Filament wiring is the first piece of wiring to go to a project, thereafter, it is obscured by signal wiring. Once all the other wiring is in place, it is impossible to replace the heater wiring, so it must be installed correctly. Because it is so difficult to make changes to filament wiring, it is a good idea to immediately do the mains wiring and test it all by plugging all the valves in and making sure that they glow.
Mains Wiring
Mains wiring should be as short and direct as possible because the wire's insulation is often quite thick, so it cannot be twisted well. Mains wiring inevitably generates considerable electrostatic interference fields, so put the mains switch near the back panel, and if necessary, add a mechanical linkage to bring its control to the front.

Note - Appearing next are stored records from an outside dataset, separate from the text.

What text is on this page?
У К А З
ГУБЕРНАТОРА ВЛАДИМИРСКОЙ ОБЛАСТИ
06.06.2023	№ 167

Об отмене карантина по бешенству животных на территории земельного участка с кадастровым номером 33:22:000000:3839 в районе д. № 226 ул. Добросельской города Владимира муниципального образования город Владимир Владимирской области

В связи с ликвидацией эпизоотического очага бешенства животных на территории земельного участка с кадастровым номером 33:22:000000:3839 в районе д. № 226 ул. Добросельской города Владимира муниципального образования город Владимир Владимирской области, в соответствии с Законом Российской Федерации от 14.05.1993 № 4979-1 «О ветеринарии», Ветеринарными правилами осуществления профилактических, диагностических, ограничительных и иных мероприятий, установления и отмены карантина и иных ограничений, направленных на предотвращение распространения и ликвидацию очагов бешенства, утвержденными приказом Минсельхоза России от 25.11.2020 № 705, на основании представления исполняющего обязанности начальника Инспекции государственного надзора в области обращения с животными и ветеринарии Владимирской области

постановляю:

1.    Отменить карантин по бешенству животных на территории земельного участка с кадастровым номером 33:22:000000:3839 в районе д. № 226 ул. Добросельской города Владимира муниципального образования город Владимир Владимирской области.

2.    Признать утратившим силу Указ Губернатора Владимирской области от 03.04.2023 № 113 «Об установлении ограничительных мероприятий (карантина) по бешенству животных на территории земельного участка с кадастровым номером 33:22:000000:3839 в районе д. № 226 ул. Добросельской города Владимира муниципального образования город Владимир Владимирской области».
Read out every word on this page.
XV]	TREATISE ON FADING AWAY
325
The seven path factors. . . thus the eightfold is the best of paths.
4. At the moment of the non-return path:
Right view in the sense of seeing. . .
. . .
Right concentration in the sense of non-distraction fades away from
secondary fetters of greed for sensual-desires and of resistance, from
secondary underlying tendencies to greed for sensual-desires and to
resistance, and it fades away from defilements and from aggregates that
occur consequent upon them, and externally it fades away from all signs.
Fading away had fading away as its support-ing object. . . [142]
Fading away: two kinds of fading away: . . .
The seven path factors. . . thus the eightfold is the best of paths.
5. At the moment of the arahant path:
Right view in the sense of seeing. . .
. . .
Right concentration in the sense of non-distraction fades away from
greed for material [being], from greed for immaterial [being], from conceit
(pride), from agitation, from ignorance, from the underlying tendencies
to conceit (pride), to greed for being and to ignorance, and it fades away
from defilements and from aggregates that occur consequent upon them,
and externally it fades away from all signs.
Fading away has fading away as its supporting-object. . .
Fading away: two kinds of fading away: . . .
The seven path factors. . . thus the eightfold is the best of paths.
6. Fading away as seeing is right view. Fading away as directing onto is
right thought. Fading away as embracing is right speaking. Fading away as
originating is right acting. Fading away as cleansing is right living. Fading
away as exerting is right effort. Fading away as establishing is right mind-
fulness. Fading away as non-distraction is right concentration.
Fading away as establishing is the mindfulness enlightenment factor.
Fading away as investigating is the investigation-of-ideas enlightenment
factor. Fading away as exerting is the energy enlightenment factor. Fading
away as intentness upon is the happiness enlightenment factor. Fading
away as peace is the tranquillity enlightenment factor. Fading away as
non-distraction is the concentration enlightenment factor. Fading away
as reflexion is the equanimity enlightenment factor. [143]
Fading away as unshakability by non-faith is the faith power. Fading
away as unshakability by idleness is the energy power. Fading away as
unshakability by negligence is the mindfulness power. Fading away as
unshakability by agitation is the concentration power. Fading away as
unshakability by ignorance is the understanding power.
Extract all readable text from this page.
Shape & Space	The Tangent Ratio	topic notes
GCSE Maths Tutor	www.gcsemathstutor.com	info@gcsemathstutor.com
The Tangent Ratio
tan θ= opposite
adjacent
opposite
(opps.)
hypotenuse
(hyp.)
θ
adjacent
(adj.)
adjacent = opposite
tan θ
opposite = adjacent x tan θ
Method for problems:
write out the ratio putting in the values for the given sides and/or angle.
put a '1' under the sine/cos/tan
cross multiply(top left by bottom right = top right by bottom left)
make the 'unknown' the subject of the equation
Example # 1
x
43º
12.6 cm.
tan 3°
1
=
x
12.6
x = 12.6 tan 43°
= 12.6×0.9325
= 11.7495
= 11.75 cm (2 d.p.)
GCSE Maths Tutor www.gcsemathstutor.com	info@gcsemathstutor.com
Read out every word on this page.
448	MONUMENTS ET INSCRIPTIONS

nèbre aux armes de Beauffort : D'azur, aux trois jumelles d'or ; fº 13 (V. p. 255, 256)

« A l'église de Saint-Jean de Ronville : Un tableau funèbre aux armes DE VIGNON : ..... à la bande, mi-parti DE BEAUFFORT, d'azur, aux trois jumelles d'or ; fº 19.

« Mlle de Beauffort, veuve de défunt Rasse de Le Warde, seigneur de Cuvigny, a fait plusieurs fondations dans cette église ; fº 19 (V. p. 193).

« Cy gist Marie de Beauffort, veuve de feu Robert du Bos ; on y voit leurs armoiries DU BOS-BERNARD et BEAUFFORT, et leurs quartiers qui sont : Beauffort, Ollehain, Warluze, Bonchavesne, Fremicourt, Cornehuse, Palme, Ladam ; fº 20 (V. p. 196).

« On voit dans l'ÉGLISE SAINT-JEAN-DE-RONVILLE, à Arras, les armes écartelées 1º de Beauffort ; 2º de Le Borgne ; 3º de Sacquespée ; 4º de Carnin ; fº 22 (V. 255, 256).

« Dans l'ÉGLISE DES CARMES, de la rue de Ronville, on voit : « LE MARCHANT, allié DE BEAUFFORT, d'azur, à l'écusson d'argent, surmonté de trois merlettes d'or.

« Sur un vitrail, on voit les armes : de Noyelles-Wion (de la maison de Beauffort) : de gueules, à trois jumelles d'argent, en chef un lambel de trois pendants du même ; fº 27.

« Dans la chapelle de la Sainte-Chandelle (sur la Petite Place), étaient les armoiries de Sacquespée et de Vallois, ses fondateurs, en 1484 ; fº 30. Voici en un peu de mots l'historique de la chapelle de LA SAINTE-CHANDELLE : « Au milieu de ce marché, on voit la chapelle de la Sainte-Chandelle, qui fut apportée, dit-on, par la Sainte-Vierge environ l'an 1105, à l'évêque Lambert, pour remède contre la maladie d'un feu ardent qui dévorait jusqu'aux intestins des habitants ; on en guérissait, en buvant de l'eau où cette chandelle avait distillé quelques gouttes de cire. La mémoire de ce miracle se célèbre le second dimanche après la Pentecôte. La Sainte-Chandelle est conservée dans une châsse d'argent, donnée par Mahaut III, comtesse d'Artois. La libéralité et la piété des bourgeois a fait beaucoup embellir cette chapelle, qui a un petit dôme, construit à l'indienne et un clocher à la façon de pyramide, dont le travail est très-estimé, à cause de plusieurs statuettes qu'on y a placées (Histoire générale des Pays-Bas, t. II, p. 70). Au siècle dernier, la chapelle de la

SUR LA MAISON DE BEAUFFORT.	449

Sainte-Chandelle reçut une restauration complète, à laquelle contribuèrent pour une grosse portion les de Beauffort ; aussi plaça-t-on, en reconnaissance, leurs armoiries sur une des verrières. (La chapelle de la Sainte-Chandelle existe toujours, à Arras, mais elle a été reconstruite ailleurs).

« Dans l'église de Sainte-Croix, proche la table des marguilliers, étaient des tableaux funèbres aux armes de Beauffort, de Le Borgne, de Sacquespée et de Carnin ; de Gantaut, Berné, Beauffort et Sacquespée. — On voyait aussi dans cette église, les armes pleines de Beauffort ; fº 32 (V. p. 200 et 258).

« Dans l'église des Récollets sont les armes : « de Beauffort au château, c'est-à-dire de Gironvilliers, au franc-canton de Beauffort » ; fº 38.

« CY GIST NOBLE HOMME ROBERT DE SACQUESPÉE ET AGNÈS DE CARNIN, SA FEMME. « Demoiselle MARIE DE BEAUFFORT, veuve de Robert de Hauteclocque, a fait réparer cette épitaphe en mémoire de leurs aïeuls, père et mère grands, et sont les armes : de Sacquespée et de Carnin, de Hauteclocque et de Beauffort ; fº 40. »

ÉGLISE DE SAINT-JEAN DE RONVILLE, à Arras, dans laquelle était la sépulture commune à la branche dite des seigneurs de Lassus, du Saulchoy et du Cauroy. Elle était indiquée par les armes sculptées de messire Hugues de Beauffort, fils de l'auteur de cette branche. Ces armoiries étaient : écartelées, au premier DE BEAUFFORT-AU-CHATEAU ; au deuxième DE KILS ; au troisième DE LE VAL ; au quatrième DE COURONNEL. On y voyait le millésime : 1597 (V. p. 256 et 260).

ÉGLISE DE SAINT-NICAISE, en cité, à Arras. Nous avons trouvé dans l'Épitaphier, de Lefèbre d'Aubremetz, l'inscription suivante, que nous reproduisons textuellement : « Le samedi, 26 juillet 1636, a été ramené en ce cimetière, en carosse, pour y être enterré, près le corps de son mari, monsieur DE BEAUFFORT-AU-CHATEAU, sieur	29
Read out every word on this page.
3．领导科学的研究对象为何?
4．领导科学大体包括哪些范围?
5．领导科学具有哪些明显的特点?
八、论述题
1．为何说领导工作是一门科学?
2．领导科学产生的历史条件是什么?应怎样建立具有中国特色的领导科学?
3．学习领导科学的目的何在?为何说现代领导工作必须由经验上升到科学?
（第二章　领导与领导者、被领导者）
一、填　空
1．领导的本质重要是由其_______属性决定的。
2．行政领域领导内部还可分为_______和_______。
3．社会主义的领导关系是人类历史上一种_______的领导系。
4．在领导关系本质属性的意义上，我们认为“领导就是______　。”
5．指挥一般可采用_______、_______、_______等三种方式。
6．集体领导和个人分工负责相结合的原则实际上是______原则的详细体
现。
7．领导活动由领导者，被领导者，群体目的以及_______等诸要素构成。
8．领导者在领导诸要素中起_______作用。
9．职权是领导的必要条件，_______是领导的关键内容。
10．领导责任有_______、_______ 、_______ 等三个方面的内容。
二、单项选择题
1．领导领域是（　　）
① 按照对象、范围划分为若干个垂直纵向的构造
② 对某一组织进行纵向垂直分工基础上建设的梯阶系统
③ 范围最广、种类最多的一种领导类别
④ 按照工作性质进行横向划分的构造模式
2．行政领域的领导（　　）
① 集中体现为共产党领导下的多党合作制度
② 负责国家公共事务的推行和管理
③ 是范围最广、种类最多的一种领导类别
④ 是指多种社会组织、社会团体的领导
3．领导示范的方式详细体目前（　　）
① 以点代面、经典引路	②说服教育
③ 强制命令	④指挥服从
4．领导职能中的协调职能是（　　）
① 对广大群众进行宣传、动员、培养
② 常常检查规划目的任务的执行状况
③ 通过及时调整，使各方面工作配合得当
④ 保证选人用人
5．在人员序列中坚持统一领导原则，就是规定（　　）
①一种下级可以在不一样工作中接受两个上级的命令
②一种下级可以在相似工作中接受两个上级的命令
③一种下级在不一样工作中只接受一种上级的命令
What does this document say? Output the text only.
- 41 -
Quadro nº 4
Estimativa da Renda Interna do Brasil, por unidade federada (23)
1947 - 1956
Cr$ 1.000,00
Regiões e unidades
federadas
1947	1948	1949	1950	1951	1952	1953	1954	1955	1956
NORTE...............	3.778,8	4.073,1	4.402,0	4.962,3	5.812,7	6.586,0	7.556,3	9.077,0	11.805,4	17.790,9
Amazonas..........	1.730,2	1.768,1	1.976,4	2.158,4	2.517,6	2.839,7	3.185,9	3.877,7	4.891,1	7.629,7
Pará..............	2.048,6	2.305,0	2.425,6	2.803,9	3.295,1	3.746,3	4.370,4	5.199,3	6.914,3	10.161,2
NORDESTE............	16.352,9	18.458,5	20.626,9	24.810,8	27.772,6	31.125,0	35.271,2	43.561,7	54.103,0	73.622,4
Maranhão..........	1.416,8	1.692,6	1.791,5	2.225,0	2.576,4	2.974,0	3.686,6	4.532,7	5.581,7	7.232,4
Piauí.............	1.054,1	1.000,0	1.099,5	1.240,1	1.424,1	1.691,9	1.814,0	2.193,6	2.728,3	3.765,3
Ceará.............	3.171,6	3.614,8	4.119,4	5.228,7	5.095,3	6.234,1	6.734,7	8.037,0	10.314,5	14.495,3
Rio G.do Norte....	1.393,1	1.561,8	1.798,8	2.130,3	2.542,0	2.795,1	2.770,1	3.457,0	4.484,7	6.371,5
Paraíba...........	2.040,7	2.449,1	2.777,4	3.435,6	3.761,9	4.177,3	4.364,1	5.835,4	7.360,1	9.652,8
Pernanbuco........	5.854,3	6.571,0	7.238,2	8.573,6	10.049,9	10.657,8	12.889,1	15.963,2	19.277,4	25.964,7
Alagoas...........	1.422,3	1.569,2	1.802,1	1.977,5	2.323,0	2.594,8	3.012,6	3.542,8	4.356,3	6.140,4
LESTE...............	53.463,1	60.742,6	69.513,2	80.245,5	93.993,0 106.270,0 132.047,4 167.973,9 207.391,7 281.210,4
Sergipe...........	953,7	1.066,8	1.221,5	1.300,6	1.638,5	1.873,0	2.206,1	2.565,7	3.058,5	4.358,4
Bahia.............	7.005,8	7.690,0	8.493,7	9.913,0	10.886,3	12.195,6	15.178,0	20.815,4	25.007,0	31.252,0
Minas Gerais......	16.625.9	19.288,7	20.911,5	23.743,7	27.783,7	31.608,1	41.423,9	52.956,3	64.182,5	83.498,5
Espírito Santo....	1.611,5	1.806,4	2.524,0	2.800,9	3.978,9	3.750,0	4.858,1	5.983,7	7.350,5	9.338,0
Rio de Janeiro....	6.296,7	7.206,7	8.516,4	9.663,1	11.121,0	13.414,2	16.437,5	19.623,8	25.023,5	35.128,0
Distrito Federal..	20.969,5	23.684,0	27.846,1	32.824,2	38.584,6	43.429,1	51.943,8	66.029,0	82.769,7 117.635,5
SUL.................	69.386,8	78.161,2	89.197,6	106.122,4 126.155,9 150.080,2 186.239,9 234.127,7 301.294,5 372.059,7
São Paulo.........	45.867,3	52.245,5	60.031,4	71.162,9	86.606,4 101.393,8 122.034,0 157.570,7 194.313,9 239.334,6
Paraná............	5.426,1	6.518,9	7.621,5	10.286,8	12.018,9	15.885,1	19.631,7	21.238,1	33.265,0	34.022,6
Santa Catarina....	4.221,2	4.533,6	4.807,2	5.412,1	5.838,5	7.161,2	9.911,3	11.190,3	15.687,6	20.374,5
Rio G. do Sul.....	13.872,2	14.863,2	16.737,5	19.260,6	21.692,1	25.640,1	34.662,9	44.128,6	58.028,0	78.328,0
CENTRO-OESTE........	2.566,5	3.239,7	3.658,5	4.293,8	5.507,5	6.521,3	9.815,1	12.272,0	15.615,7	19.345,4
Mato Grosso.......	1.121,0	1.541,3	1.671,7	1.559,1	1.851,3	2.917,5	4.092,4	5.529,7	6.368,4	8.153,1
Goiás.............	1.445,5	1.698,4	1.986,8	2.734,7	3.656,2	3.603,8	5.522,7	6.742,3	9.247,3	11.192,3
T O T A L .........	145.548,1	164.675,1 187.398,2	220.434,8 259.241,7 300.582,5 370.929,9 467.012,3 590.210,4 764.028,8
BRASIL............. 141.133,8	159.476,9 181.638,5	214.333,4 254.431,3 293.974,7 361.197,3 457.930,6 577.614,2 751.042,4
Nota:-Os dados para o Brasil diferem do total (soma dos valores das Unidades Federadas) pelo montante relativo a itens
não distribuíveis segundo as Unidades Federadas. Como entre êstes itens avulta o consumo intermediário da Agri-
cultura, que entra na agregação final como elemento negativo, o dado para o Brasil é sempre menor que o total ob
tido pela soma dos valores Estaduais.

Modern semiconductor equipment sleeves all exposed mains wiring with rubber PVC sleeving such that it is moderately safe to rummage inside a piece of powered equipment. Valve amplifiers operate on such high voltages that it is never safe to rummage inside of powered equipment, and even unpowered equipment should be approached with caution. Safety is therefore not greatly improved by sleeving mains wiring, but it is still good practice to sleeve mains wiring with heatshrink sleeving or purpose-made rubber boots to fit over mains sockets and fuse holders. The mains connectors used on classic tube amplifiers are, without exception, outrageously dangerous.
Mains Switching
To switch a piece of equipment off, all we need to do is to break the circuit from the source power. A mains switch could therefore equally well be inserted in the live or neutral wire, and still perform the job, and this is known as single pole switching. However, a switch in the neutral leaves all internal mains wiring live and continues a shock hazard within the equipment. Single pole switching should therefore always switch off the live circuit to minimize shock hazard.
Double pole switching switches both the live and the neutral, and ensures safety even if the live and neutral wires are reversed. Where there is no possibility of live/neutral reversal, single pole switching is safer, and more reliable, because failure of the switch ensures a break in the live connection to circuitry. A double-pole switch has twise as many contacts to fail, and if the neutral contact fails, the equipment could appear to be safe, even though the mains wiring is connected to live mains, and still continues a shock hazard.